C'était le comte Sebenico, cet Italien qui taillait à banque ouverte avec de si blanches, de si fines mains annelées de bagues presque à chaque doigt, qui avait une voix de musique et ressemblait, avec ses cheveux ondés, son fin profil, à quelque beau condottiere florentin.
Ce qu'à cause de cet Italien, Lantosque s'est rongé le cœur, ce qu'il s'est débattu comme sous des mains de tortionnaire, ce qu'il a pleuré de larmes, trituré de fiel, broyé de noir en ce coup de passion qui le poussait, qui l'ardillait, qui le détraquait, en ces reculs, en ces éclaircies de raison qui heureusement le retenaient à temps sur la pente, l'empêchaient de dégringoler, on a pu le lire avant de les brûler dans les notes où il s'épanchait, où il se confessait, où il se livrait.
O la honte effrayante de soi-même, la nostalgie, le mirage des baisers qui consolent de leur misère les plus déshérités, qui apaisent la faim et la soif, qui engourdissent la douleur, des baisers délicieux, grisants dont l'on ignorera éternellement la joie et le baume; ô l'effroi du déshonneur, d'être marqué au doigt tout à coup, ridiculisé, chassé comme les immondes qui prostituent leur sexe, qui avilissent l'amour en d'innommables rites; ô l'amertume persistante de voir que l'aimé le harcelait lui aussi de ses faciles railleries, le malmenait, ne lui témoignait même pas un peu, un tout petit peu d'amitié!
—Le pauvre diable! interrompit Jean d'Orthyse avec dans la voix on ne savait quoi d'ému et d'attristé. Ce qu'à sa place je me serais fait sauter le caisson!
—On dit toujours cela, mon cher, mais combien peu se résignent à devancer l'Intruse qui vient toujours trop vite!
Lantosque avait au reste une santé superbe, prétendait n'avoir jamais fait gagner un sou aux médecins.
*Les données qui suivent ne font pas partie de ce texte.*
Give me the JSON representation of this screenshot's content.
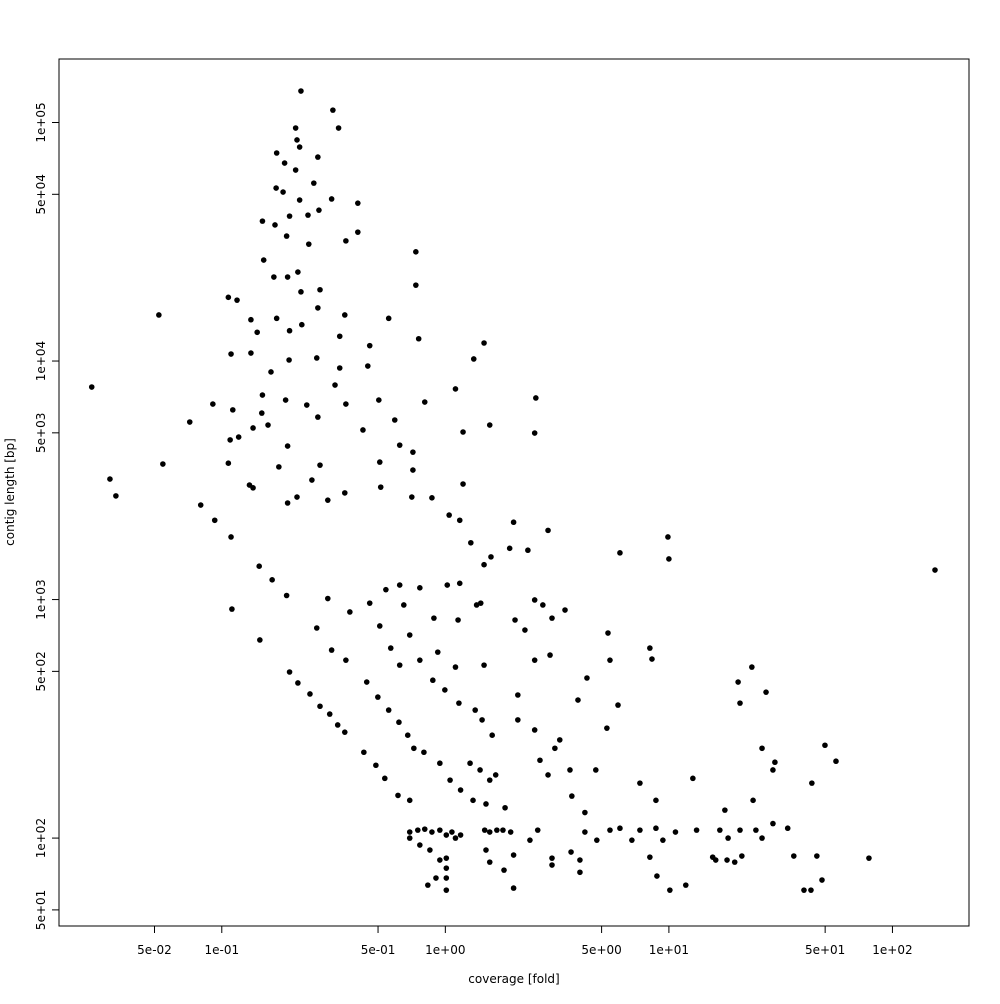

S'il eût consenti à se laisser soigner quand, il y a deux mois, une attaque d'influenza le cloua dans son lit, nous l'entendrions encore nous proposer de son fausset aigrelet un bon petit poker d'avant-dîner.
Et cette fin a été aussi tragique, aussi mystérieuse, aussi hallucinante que les contes d'outre-tombe sur lesquels plane l'Invisible.
Quoique hoquetant, toussant à en avoir la poitrine déchirée, quoique hanté par la crainte de la mort, de ce grand mur de ténèbres où l'on s'enfonce qui sait vers quel but nouveau, qui sait en quel abîme de Néant et d'Oubli, il s'entêtait à ne pas vouloir être ausculté, repoussait avec presque de la rage ce bon docteur Pertuzès qui le crut devenu fou, se blottissait, se rencoignait sous les couvertures relevées jusqu'à son menton, retrouvait des forces pour déchirer les ordonnances et éconduire loin de son chevet tous ceux, parents ou amis, qui tentaient de lui faire entendre raison, qui ne comprenaient rien à ces accès de colère et de névrose. Il paraissait possédé par quelque démon comme ces convulsionnaires qu'en grande pompe devaient exorciser les évêques. Il faisait mal à voir.
Cela dura huit jours où la pneumonie put à l'aise ravager, pourrir, achever ce corps jusque-là intact et robuste et il mourut en essayant de prononcer une dernière phrase que nul ne comprit, en ébauchant un geste anxieux qui désignait on ne put savoir lequel des meubles qui emplissaient la chambre.
Le plus proche parent qui lui restait était un cousin-germain, le marquis de Territet, un Bourguignon sceptique que ce remue-ménage avait dérangé dans ses habitudes et qui n'eut qu'une pensée, tout bâcler au plus tôt, les formalités, les obsèques et le reste.